O que dizem os envolvidos
O CORREIO entrou em contato com Maria Selma na manhã desta terça-feira através de aplicativo de mensagem. “Como pode uma delegada [Carla Santos Ramos] que foi presa e está sendo processada na justiça falar de policiais honestos?”, questionou Maria Selma, antes de informar que enviaria uma nota sobre as acusações. Nessa nota, os advogados dela, Sérgio Habib e Thales Habib, afirmam que a cliente refuta “com veemência as acusações que circulam contra ela pelas redes sociais, comprometendo-se a comprovar a sua inocência no curso do Inquérito Policial perante a Corregedoria de Polícia Civil e eventual Ação Penal no âmbito da Justiça Estadual, caso venha a ser instaurado”.
A nota acrescenta que as acusações são “inteiramente inverídicas e não se sustentam em provas, mas em meras suposições dentro desse discurso teórico que as acusações foram formuladas”. A nota diz que a delegada “confia na justiça” e que ao final do processo “reconhecerá a sua inocência”.
Já a delegada Carla Santos Ramos, que assina o documento, não atendeu às nossas ligações.
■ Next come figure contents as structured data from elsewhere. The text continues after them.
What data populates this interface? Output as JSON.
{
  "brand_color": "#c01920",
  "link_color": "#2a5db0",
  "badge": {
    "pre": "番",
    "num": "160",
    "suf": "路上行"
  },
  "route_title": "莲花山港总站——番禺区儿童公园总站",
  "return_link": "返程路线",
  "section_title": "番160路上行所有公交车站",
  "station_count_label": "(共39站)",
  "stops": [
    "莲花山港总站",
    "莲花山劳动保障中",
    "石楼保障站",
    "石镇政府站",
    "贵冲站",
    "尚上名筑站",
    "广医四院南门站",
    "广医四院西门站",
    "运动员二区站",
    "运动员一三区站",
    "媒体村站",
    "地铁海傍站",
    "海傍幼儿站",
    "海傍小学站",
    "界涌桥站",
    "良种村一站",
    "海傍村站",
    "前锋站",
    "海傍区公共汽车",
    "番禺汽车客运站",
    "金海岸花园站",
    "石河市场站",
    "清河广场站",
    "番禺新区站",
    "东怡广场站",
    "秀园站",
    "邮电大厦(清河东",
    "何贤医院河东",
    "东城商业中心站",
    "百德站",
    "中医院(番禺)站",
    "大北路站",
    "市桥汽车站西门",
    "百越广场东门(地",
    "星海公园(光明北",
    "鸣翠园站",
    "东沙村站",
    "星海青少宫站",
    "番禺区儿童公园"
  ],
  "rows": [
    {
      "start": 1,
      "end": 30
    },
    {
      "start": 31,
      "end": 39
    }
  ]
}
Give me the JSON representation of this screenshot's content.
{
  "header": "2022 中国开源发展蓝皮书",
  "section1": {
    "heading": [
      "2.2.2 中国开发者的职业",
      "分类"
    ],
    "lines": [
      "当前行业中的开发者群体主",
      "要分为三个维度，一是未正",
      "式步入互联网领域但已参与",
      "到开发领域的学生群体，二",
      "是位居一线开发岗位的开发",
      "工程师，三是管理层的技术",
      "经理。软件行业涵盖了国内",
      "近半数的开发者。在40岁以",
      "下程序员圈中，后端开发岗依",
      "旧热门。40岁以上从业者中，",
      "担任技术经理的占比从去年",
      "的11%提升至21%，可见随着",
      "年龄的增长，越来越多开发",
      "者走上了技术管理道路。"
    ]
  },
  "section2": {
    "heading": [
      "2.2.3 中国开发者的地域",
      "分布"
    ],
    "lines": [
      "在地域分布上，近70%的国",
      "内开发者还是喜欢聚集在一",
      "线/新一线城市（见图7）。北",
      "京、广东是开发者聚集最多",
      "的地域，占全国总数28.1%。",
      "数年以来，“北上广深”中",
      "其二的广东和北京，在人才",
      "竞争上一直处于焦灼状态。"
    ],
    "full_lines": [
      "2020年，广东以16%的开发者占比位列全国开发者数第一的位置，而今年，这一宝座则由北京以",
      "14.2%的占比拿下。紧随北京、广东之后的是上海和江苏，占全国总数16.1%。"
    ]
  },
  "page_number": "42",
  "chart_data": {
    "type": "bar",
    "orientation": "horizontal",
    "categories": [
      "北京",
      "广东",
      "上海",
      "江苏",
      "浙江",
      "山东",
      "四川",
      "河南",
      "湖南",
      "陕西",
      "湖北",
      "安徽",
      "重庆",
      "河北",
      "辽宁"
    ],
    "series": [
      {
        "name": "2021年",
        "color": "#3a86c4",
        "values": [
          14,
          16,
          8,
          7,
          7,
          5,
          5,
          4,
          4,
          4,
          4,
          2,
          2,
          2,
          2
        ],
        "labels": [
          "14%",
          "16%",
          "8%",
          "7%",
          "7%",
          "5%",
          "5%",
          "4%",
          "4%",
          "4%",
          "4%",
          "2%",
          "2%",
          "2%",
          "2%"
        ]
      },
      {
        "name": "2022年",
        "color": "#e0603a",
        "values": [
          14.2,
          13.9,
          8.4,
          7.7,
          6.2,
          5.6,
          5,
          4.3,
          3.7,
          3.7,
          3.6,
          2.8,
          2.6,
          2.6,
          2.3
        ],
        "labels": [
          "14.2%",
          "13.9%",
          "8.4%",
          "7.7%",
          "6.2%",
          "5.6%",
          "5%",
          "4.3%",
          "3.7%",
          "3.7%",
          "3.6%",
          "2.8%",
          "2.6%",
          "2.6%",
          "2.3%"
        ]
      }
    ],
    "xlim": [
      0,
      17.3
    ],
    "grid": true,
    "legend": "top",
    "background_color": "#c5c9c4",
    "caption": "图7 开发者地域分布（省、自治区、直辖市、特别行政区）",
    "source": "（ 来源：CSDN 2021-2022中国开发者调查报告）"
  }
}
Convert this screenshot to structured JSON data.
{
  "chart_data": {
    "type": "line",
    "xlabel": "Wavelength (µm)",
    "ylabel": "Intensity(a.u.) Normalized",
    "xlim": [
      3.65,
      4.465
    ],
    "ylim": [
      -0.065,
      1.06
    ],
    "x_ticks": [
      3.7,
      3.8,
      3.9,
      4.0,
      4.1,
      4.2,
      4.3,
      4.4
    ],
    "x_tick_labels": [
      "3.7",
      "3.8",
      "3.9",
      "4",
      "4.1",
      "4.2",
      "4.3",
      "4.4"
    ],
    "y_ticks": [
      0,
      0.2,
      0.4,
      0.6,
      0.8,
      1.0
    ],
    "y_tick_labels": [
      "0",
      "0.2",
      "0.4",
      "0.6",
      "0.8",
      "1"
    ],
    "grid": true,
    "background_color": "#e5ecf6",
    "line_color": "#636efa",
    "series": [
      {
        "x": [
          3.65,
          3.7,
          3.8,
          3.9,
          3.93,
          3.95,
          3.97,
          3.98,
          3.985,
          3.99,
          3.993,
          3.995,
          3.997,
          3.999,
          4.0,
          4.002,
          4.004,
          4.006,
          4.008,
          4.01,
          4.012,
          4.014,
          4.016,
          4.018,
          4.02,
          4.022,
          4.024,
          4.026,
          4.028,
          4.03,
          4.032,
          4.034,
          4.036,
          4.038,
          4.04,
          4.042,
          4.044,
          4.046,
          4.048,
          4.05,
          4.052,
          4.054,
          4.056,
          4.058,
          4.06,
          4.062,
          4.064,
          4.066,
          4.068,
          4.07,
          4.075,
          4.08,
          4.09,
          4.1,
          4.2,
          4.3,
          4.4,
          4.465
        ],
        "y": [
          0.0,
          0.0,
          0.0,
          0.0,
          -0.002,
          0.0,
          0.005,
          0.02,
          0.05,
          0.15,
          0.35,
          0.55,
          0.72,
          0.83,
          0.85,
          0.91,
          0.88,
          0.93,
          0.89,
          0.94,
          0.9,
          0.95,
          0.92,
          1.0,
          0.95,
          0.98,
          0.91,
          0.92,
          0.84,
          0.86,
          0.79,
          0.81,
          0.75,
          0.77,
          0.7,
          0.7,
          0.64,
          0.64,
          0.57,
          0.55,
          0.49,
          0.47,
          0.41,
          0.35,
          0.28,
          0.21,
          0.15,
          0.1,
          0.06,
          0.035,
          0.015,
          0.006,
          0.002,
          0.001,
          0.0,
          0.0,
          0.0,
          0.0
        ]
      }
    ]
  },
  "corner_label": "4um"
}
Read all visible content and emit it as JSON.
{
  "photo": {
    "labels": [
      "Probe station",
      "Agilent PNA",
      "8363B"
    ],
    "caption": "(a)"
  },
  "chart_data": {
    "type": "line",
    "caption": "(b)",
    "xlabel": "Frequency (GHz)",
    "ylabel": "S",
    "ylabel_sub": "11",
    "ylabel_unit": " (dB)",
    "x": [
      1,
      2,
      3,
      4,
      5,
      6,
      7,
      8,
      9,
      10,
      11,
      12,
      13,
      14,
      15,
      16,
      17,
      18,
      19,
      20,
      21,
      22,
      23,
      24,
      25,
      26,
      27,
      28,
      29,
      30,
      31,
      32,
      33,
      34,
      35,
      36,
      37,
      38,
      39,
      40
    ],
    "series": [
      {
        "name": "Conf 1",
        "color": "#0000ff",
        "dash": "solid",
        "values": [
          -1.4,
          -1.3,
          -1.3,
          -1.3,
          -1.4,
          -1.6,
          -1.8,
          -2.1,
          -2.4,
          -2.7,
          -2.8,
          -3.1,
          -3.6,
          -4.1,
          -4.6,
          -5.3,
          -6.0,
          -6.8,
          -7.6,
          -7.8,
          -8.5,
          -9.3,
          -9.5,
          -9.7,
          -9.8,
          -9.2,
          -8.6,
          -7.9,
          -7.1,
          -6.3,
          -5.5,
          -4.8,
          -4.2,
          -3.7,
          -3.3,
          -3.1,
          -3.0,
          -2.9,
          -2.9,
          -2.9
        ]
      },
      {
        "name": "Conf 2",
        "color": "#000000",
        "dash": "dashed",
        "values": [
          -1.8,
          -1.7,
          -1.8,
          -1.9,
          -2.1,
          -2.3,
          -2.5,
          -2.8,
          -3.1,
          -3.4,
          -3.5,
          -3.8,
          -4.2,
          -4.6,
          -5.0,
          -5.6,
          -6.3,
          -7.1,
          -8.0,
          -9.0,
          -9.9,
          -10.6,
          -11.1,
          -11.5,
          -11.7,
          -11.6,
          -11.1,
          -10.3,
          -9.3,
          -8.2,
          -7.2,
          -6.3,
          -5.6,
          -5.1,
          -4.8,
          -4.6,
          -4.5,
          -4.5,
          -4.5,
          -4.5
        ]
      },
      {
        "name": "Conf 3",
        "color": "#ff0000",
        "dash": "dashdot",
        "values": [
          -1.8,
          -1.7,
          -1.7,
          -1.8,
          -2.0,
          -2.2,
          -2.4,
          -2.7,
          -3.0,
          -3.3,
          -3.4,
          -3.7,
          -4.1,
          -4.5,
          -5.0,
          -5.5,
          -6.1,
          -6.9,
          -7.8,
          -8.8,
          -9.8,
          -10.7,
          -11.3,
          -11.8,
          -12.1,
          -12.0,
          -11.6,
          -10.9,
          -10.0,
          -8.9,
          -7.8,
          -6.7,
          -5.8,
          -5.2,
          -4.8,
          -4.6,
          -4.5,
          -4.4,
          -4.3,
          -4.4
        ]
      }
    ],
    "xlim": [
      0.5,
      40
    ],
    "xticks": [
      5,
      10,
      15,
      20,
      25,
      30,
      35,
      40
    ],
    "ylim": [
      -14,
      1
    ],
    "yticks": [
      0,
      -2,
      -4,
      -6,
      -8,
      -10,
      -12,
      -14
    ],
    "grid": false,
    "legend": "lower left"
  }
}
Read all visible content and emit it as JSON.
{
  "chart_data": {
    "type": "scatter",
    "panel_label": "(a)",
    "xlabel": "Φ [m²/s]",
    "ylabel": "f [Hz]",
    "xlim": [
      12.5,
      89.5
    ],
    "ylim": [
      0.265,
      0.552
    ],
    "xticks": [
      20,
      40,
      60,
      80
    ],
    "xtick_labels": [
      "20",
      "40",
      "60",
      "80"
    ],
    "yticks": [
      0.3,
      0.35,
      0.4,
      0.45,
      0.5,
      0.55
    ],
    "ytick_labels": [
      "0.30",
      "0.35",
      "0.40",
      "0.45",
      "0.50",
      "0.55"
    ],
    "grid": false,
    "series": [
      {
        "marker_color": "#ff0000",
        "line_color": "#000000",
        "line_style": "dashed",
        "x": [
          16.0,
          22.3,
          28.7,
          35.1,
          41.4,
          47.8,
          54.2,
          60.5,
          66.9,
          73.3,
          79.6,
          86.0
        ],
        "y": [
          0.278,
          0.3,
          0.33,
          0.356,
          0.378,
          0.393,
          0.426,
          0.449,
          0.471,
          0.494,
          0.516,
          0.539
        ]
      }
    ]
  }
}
Em outubro do ano passado, ela foi acusada de prática de tortura juntamente com outros três policiais civis da DRFR. Na oportunidade, chegou a ser presa e exonerada. No seu depoimento, a vítima, funcionária de uma casa lotérica no bairro de Dom Avelar, alegou que os agentes aplicaram-lhe chutes, socos, tapas e cacetadas na cabeça, além de ter um dos dedos do pé quebrado na tentativa de fazê-la confessar onde estaria o dinheiro roubado da lotérica e indicasse o nome de outros envolvidos no delito.
Tudo teria tido a anuência de Carla Ramos, então titular da unidade. Fontes ligadas à polícia afirmam que Carla atualmente é delegada plantonista, mas não conseguimos confirmar em qual unidade ela está lotada.
Por meio de nota, o MP confirmou que “a investigação está na fase de análise da documentação apresentada pela representante e das diligências iniciais para verificar a procedência das informações. Após essa investigação preliminar, todos os envolvidos serão chamados para depor. O procedimento corre sob sigilo, não sendo possível o fornecimento de outras informações neste momento, de modo a não atrapalhar a investigação e assegurar o êxito na adoção das medidas que se façam necessárias”.
Polícia
Procurada, a Polícia Civil enviou nota ao CORREIO informando que tomou conhecimento da denúncia de forma extraoficial, quando as apurações foram iniciadas. E confirma que há um procedimento relacionado a Maria Selma na corregedoria. “A Polícia Civil esclarece que a Corregedoria da Instituição (Correpol) tomou conhecimento sobre um relatório com denúncias, na sexta-feira (4), e iniciou as apurações. Também informa que um procedimento relacionado à diretora do Departamento se encontra em andamento na Correpol”.
A nota diz ainda que a exoneração de Maria Selma, no início desse mês, foi um ato meramente administrativo. “A exoneração da diretora do DCCP e outros servidores são atos administrativos dentro de um processo natural de aperfeiçoamento do trabalho, que ocorrem periodicamente”. No vídeo que divulgou na Internet antes das acusações vazarem, Maria Selma disse que voltará a ser delegada após descansar.
“Ninguém pode exercer um cargo que não esteja desempenhando as funções. Meu delegado chefe me concedeu uma licença até janeiro. Estou descansando um pouquinho. Essa missão de diretora foi muito cansativa”.
Maria Selma foi candidata pelo PDT a deputada estadual em 2018 e teve 7 mil votos em Salvador. Ela decidiu não ser candidata a vereadora este ano. “Continuo delegada e vou voltar. Gosto muito do que faço”, disse, antes das denúncias enviadas ao MP.